In 1996, Vahlne co-authored a study published in the American Journal of Human Genetics that used mitochondrial DNA variation to suggest that Mongolia may have been the source of the founding population of the New World. This research intersected molecular biology with anthropological studies and provided insights into human population migration patterns.

== Selected Publications ==

- Merriwether DA, Hall WW, Vahlne A, Ferrell RE. "mtDNA variation indicates Mongolia may have been the source for the founding population for the New World." American Journal of Human Genetics. 1996 Jul;59(1):204-12.
- Horal P, Svennerholm B, Jeansson S, Rymo L, Hall WW, Vahlne A. "Continuous epitopes of the human immunodeficiency virus type 1 (HIV-1) transmembrane glycoprotein and reactivity of human sera to synthetic peptides representing various HIV-1 isolates." Journal of Virology. 1991 May;65(5):2718-23. doi:10.1128/JVI.65.5.2718-2723.1991.
- Hall WW, Liu CR, Schneewind O, Takahashi H, Kaplan MH, Röupe G, Vahlne A. "Deleted HTLV-I provirus in blood and cutaneous lesions of patients with mycosis fungoides." Science. 1991 Jul 19;253(5017):317-20. doi:10.1126/science.1857968.
- Horal P, Hall WW, Svennerholm B, Lycke J, Jeansson S, Rymo L, Kaplan MH, Vahlne A. "Identification of type-specific linear epitopes in the glycoproteins gp46 and gp21 of human T-cell leukemia viruses type I and type II using synthetic peptides." PNAS. 1991 Jul 1;88(13):5754-8. doi:10.1073/pnas.88.13.5754.

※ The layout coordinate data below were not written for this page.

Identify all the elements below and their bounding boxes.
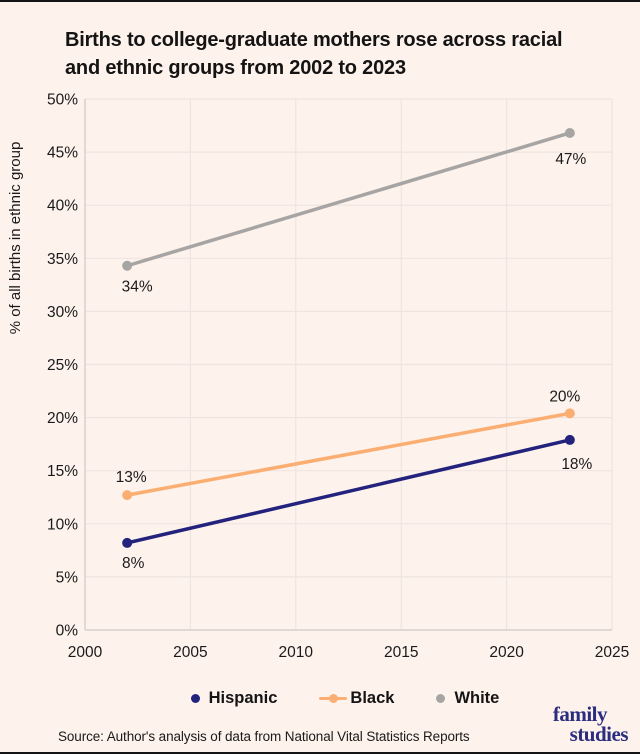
y-tick-label: 30% <box>47 304 78 321</box>
data-label-black: 13% <box>116 469 147 486</box>
legend-item-hispanic: Hispanic <box>190 688 278 708</box>
series-line-white <box>125 131 572 268</box>
x-tick-label: 2005 <box>173 644 207 661</box>
y-tick-label: 50% <box>47 92 78 109</box>
y-tick-label: 10% <box>47 516 78 533</box>
y-tick-label: 5% <box>56 569 79 586</box>
logo-line2: studies <box>569 722 629 746</box>
x-tick-label: 2020 <box>489 644 524 661</box>
data-label-black: 20% <box>549 388 580 405</box>
white-dot-icon <box>436 693 446 703</box>
chart-title-line2: and ethnic groups from 2002 to 2023 <box>65 57 406 79</box>
data-label-white: 47% <box>555 151 586 168</box>
series-line-hispanic <box>125 438 572 545</box>
data-point-white <box>564 127 575 138</box>
legend-label-white: White <box>454 688 500 707</box>
y-tick-label: 25% <box>47 357 78 374</box>
data-label-white: 34% <box>122 279 153 296</box>
y-tick-label: 15% <box>47 463 78 480</box>
source-note: Source: Author's analysis of data from N… <box>58 729 470 744</box>
x-tick-label: 2010 <box>279 644 314 661</box>
y-tick-label: 40% <box>47 198 78 215</box>
y-tick-label: 35% <box>47 251 78 268</box>
data-point-black <box>564 408 575 419</box>
data-point-black <box>122 490 133 501</box>
black-line-dot-icon <box>319 693 348 703</box>
logo-line1: family <box>552 702 608 726</box>
legend-item-white: White <box>436 689 499 708</box>
chart-title: Births to college-graduate mothers rose … <box>65 26 625 82</box>
x-tick-label: 2000 <box>68 644 103 661</box>
data-point-hispanic <box>564 434 575 445</box>
line-chart: 0% 5% 10% 15% 20% 25% 30% 35% 40% 45% 50% 2000 2005 2… <box>7 92 629 662</box>
y-tick-label: 0% <box>56 623 79 640</box>
family-studies-logo: family studies <box>552 702 629 746</box>
y-tick-label: 20% <box>47 410 78 427</box>
data-point-hispanic <box>122 537 133 548</box>
legend-label-black: Black <box>350 688 395 707</box>
series-line-black <box>125 411 572 497</box>
data-label-hispanic: 8% <box>122 555 145 572</box>
hispanic-dot-icon <box>190 693 200 703</box>
chart-title-line1: Births to college-graduate mothers rose … <box>65 29 563 51</box>
y-tick-label: 45% <box>47 145 78 162</box>
x-tick-label: 2025 <box>595 644 629 661</box>
legend-item-black: Black <box>319 689 394 708</box>
y-axis-title: % of all births in ethnic group <box>7 142 24 335</box>
chart-legend: Hispanic Black White <box>25 685 640 711</box>
legend-label-hispanic: Hispanic <box>208 688 278 707</box>
x-tick-label: 2015 <box>384 644 418 661</box>
data-label-hispanic: 18% <box>561 456 592 473</box>
data-point-white <box>122 260 133 271</box>
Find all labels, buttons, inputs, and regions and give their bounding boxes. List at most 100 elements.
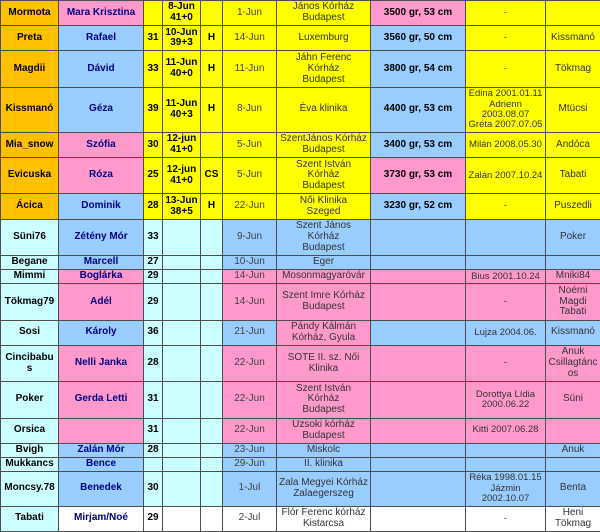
nickname-cell-line: Poker xyxy=(559,230,587,242)
birth-date-cell xyxy=(162,417,201,444)
nickname-cell-line: Heni xyxy=(562,507,584,519)
table-row: Begane Marcell 27 10-Jun Eger xyxy=(0,255,600,271)
age-cell: 29 xyxy=(143,283,163,321)
birth-date-cell-line: 8-Jun xyxy=(168,1,195,13)
due-date-cell: 14-Jun xyxy=(222,283,277,321)
table-row: Mukkancs Bence 29-Jun II. klinika xyxy=(0,456,600,473)
age-cell: 29 xyxy=(143,505,163,532)
nickname-cell: Mtücsi xyxy=(545,86,600,133)
birth-date-cell-line: 40+3 xyxy=(170,108,193,120)
birth-stats-cell xyxy=(370,442,466,458)
hospital-cell: Uzsoki kórház Budapest xyxy=(276,417,371,444)
nickname-cell-line: Benta xyxy=(559,482,587,494)
baby-name-cell: Róza xyxy=(58,157,144,195)
due-date-cell: 1-Jul xyxy=(222,471,277,507)
due-date-cell: 10-Jun xyxy=(222,255,277,271)
table-row: Sosi Károly 36 21-Jun Pándy Kálmán Kórház, Gy… xyxy=(0,319,600,346)
hospital-cell-line: Női Klinika xyxy=(299,194,348,206)
due-date-cell: 14-Jun xyxy=(222,25,277,52)
baby-name-cell: Gerda Letti xyxy=(58,381,144,419)
delivery-mode-cell xyxy=(200,471,223,507)
age-cell: 29 xyxy=(143,269,163,285)
age-cell: 31 xyxy=(143,417,163,444)
hospital-cell: Pándy Kálmán Kórház, Gyula xyxy=(276,319,371,346)
hospital-cell-line: Flór Ferenc kórház xyxy=(281,507,366,519)
username-cell: Bvigh xyxy=(0,442,59,458)
siblings-cell: Kitti 2007.06.28 xyxy=(465,417,546,444)
username-cell: Moncsy.78 xyxy=(0,471,59,507)
hospital-cell-line: Budapest xyxy=(302,12,345,24)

- Rosenhall U, Edström S, Hanner P, Badr G, Vahlne A. "Auditory brain stem response abnormalities in patients with Bell's palsy." Otolaryngology–Head and Neck Surgery. 1983 Aug;91(4):412-6. doi:10.1177/019459988309100413.
- Vahlne A, Svennerholm B, Sandberg M, Hamberger A, Lycke E. "Differences in attachment between herpes simplex type 1 and type 2 viruses to neurons and glial cells." Infection and Immunity. 1980 Jun;28(3):675-80. doi:10.1128/iai.28.3.675-680.1980.